Ontario’s oldest of the old — those who have passed their 80th birthday — will surge in numbers over the next 15 years but Premier Doug Ford’s approach to this massive demographic shift is stuck in the past, advocates say.
Multiple ministries offer piecemeal programs, but the expectation of more than 1.5 million Ontarians occupying the octogenarian-plus cohort by 2041 means the province needs a master plan for growing old, said Laura Tamblyn Watts, CEO of CanAge, a national advocacy organization.
With global aging defined by the World Health Organization and United Nations as a “megatrend” equal to artificial intelligence and climate emergencies, Tamblyn Watts is among the leaders calling on Ford to create an “aging secretariat” or a ministry of longevity with a plan to support a population that can statistically expect many extras decades of life.
“This is not a call for prevention — it’s a call for planning,” she said. “We are tired of crisis. We are tired of crisis funding.”
California, New York state and Massachusetts have shattered traditional government silos by mandating that an aging filter be applied across government departments.
Ontario, while offering some innovative programs, appears wedded to the status quo.
“Our government is taking action and making record investments to connect people of all ages to the care and support they need close to home, or in the comfort of their own home,” said a statement from the premier’s office.
Noting Ontario’s new pilot project for emotion-based models of care in nursing homes, the government also cited a “paramedicine” program that has “helped 85,000 seniors age safely in their homes for longer,” and a $2.1-billion plan to expand primary care through the work of medical professionals “in every corner of the province.”
The demographic shift, already well underway, led to a 2019 executive order signed by California Gov. Gavin Newsom to create a “master plan for aging.” In a five-year followup report, Newsom said it has led to similar programs in “dozens of other states.”
As long expected, Ontario attained “super-aged” status this year.
“The number of people living in Ontario aged 65 or older will grow from 2.6 million in 2020 to 4.2 million in 2040, an expansion of over 60 per cent,” said a 2024 report by the Dalla Lana School of Public Health. Centenarians are a smaller but fast-growing population. The massive cohort of millennials will soon reach the so-called “younger-older” phase of life, with the eldest turning 50 in five years.
Aging master plans don’t stop with health care. They consider policies on housing, caregiving, isolation, economics and the extreme personal cost of a long life, which can be debilitating for older women who live longer and often have limited pensions or savings.

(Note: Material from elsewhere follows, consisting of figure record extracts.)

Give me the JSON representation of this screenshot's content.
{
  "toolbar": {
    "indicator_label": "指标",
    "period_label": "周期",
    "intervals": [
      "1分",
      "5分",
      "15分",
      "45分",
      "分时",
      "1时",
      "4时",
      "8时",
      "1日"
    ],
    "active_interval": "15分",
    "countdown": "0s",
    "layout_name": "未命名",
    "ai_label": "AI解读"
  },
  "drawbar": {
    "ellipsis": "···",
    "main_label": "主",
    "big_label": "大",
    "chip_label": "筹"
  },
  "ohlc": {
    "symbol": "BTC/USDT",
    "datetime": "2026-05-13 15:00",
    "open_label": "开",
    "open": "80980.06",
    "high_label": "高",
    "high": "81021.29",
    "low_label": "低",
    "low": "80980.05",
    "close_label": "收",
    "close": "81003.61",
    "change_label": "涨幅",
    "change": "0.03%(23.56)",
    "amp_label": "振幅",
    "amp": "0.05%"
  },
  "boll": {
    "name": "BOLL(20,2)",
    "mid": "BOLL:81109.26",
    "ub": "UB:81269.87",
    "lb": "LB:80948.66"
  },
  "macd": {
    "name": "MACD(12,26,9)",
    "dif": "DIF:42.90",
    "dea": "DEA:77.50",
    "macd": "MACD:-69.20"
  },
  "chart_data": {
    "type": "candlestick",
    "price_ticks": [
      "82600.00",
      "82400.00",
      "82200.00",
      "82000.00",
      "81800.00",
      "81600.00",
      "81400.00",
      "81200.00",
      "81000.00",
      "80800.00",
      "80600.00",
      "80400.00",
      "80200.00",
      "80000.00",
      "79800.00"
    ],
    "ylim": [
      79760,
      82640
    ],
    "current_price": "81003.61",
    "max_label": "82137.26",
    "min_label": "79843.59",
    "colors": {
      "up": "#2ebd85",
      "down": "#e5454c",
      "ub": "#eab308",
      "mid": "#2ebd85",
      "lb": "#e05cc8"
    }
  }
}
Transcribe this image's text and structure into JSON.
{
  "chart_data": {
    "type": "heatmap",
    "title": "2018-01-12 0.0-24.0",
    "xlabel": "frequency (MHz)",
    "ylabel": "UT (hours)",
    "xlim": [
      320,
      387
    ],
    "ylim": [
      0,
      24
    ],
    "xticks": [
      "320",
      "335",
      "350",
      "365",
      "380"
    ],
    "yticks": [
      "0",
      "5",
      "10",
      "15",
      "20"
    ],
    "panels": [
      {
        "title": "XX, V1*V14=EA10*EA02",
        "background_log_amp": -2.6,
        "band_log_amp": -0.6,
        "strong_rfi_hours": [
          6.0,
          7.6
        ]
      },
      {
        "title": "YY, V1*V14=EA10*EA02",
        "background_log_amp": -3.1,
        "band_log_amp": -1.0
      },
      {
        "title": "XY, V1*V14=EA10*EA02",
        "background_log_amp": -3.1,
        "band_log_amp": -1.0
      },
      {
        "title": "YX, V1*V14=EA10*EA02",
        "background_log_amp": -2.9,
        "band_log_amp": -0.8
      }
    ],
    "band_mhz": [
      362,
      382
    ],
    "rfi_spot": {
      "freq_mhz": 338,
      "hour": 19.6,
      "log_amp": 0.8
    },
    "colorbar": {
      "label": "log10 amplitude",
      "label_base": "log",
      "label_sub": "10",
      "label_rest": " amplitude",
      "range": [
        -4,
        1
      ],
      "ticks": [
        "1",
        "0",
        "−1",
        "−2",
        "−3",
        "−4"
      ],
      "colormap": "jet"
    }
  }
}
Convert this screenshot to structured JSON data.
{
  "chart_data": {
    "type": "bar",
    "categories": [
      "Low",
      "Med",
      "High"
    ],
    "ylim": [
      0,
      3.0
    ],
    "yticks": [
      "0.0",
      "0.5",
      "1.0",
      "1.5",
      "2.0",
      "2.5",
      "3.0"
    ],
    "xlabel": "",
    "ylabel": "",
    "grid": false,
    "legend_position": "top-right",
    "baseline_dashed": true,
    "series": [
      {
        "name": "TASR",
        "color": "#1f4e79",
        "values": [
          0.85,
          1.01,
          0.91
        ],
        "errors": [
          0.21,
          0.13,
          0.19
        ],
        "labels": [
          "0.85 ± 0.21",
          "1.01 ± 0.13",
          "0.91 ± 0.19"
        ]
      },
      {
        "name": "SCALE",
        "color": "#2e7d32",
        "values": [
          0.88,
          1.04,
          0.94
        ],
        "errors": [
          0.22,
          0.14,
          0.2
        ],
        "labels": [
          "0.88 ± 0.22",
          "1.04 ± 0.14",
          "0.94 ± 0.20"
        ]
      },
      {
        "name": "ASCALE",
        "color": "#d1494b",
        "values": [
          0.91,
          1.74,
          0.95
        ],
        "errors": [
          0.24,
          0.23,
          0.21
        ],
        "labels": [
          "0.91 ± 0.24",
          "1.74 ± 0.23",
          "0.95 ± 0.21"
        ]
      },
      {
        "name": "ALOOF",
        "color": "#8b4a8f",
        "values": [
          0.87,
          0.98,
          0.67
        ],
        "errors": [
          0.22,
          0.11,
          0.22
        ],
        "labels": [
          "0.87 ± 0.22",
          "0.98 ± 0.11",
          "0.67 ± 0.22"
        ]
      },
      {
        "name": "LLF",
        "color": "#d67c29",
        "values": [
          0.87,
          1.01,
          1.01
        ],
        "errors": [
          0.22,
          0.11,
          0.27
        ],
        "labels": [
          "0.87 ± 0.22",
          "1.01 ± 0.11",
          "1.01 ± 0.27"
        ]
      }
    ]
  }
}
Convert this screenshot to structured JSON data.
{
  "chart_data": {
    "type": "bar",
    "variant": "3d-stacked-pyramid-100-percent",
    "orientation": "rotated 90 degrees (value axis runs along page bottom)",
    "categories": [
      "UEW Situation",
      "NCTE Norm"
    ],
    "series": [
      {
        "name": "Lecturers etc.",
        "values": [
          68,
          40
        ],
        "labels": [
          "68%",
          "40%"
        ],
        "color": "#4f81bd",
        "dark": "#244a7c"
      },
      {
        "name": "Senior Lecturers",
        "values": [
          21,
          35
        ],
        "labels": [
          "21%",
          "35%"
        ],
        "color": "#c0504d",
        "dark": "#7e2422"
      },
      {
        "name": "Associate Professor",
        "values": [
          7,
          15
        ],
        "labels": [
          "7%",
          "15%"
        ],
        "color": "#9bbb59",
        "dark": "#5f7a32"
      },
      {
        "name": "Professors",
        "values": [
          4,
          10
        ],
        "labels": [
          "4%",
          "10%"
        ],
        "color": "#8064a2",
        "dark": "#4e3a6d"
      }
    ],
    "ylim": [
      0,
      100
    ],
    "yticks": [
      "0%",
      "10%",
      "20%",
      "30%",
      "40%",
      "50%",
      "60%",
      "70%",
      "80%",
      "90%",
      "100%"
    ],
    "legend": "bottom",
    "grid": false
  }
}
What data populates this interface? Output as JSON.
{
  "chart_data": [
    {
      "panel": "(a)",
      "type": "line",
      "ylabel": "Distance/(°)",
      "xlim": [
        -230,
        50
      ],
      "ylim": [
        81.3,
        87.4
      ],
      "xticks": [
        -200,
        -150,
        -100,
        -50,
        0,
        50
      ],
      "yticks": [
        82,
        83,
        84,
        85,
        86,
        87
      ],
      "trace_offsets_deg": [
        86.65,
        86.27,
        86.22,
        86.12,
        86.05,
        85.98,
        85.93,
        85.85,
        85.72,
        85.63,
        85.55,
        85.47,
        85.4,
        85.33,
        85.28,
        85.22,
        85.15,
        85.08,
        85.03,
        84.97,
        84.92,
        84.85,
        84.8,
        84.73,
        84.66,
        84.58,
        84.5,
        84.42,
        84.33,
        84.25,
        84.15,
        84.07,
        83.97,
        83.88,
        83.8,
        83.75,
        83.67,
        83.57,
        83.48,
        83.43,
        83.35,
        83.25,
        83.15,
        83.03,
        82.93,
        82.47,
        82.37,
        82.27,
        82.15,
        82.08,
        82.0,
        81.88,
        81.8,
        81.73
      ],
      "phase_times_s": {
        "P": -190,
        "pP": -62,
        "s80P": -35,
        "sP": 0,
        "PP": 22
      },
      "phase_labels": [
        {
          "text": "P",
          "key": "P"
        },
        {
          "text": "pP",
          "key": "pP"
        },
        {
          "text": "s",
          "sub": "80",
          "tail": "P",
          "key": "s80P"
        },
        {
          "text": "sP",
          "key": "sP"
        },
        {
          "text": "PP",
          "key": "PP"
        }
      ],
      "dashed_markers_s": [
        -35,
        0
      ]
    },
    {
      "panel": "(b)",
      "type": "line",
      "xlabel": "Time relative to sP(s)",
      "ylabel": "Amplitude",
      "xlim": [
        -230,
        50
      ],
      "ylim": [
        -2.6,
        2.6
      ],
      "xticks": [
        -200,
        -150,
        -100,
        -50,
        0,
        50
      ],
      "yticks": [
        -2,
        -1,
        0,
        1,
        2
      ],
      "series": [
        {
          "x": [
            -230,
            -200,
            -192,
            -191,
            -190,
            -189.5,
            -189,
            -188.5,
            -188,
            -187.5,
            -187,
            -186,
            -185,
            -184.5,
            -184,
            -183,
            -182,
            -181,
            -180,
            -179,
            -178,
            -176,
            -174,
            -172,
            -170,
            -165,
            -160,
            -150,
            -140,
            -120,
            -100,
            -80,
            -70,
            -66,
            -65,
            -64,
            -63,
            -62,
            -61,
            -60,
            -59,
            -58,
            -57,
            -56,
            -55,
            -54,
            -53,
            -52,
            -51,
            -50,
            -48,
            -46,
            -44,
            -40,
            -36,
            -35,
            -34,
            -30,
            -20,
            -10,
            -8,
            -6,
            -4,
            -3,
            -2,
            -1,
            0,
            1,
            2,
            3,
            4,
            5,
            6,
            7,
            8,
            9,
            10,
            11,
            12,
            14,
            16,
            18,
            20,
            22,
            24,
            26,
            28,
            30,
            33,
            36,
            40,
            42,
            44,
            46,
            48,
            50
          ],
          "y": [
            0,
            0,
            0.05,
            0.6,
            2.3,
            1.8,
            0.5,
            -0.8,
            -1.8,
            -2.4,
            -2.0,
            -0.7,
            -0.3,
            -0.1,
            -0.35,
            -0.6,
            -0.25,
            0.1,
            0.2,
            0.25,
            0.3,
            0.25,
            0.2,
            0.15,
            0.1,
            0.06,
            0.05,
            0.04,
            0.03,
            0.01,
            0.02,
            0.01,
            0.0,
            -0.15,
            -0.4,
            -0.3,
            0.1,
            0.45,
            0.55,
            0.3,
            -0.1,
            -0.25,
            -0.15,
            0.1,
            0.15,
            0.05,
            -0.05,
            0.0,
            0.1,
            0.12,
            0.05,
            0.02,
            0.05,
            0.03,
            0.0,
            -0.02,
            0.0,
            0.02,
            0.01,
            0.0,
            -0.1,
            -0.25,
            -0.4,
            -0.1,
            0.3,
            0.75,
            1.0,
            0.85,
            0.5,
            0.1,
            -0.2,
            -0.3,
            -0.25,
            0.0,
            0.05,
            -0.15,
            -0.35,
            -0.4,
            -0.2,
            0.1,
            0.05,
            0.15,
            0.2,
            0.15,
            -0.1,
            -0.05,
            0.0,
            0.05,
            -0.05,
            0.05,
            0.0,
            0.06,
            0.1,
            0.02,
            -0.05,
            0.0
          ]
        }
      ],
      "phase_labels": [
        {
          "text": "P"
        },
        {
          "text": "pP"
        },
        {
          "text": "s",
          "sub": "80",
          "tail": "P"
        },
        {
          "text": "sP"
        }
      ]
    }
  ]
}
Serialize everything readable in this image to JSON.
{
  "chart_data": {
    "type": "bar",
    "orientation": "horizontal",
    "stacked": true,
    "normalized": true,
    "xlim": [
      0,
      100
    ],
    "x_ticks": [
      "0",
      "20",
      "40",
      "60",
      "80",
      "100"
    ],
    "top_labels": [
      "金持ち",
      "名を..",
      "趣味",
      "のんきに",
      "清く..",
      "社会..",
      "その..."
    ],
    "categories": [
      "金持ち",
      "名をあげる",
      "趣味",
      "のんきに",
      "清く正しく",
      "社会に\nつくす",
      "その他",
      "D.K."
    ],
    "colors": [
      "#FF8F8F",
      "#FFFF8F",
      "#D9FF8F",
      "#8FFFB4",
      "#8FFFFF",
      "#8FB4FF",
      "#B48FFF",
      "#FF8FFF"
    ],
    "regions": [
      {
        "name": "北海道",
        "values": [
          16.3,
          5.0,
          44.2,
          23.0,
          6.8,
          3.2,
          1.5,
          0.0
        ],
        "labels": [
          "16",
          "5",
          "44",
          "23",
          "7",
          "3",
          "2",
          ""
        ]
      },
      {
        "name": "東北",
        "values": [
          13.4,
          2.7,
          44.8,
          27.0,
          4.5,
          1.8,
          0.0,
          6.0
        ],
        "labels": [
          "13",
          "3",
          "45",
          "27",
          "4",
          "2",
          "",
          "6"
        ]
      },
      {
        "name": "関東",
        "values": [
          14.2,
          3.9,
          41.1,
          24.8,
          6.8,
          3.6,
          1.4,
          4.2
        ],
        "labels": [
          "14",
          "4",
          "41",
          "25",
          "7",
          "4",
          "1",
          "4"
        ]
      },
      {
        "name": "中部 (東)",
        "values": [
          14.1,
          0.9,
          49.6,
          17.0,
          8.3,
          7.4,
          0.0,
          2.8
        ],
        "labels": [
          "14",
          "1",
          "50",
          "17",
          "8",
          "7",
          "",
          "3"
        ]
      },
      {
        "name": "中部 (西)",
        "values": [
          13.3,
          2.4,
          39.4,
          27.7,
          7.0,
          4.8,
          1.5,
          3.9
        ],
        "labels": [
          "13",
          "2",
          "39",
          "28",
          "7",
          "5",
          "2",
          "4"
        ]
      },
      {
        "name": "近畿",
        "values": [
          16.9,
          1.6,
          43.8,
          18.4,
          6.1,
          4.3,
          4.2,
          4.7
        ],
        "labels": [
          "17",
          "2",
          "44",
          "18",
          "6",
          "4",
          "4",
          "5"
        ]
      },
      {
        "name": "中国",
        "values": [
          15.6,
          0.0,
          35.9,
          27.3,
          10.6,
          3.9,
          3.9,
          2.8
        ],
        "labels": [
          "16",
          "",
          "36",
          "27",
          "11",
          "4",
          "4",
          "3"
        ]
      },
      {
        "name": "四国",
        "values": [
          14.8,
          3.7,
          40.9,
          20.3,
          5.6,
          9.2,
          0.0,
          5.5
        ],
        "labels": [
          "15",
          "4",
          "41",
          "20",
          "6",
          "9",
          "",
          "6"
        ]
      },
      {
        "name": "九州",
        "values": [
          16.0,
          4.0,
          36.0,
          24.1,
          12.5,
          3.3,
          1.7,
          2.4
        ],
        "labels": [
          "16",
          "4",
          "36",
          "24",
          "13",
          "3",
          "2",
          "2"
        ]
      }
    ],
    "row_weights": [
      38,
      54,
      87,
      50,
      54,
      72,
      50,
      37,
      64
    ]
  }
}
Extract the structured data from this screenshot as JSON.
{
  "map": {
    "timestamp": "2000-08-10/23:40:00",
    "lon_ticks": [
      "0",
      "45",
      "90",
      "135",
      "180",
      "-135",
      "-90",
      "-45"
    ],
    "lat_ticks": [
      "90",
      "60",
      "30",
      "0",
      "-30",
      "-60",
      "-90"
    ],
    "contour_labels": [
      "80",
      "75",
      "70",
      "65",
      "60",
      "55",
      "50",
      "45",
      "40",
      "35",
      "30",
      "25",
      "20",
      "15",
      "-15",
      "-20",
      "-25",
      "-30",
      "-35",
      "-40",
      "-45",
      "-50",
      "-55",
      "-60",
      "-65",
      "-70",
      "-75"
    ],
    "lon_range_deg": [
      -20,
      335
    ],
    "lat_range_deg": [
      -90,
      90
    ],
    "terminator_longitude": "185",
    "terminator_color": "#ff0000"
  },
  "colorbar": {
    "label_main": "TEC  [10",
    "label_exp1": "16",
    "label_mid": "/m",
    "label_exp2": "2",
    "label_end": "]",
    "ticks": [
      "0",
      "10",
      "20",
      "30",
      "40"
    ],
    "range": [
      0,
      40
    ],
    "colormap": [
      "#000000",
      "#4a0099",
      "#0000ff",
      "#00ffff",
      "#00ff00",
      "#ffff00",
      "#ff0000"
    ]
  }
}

A 2024 report on the megatrend of aging by the Organisation for Economic Co-operation and Development concluded that, among its member countries, “older women are more likely to be poor (17 per cent) than men (11 per cent).”
Aging, OECD concluded, will be a “major challenge for social protection systems.”
Ontario is supporting innovation, including a Hamilton land swap that turned an empty nursing home into supportive housing after residents moved into a new facility, said Donna Duncan, CEO of the Ontario Long-Term Care Association.
But, Duncan added, new projects do not negate the need for an “aging secretariat” or an appointee mandated by the premier to bring the lens of longevity to government decisions.
In Ontario, an aging plan could examine gaps in transit routes or, the need for better home care in rural communities.
Or, Duncan said, it could prepare in advance for projected illnesses, such as those highlighted in the Dalla Lana report, which predicts more than half of Ontarians aged 65 and older will live with a major illness by 2040.
Duncan’s association represents nursing home operators but with new builds and other community-related programs added to the homes, she now meets with municipal governments or the ministries of health, social services, transportation, housing, education and infrastructure.
“It’s not just the Long-Term Care Ministry anymore,” she said.
Lisa Levin, CEO of Advantage Ontario, which represents supportive housing and not-for-profit nursing home operators, said the complications of managing decisions from numerous ministries means groups trying to build housing that helps people remain in their communities have to navigate a bureaucratic labyrinth.
During submissions ahead of Finance Minister Peter Bethlenfalvy’s spring budget, Levin’s report called for a “system-wide view for seniors’ care that focuses on upstream solutions.”
While she is not seeking an office devoted to aging, Levin’s report, presented to the standing committee on finance and economic affairs, calls for a “new playbook” to diminish hospital stays or emergency long-term care placements.
“Build capacity where it prevents crises, not only where it receives them. Do it in a practical, affordable way that will relieve pressure on the entire system,” the report said.
Part of the answer, Levin said, is updating existing affordable housing stock, which is often rundown, and adding built-in home care or social supports.
“This can be done really simply,” she said, “and have a very, very strong impact.”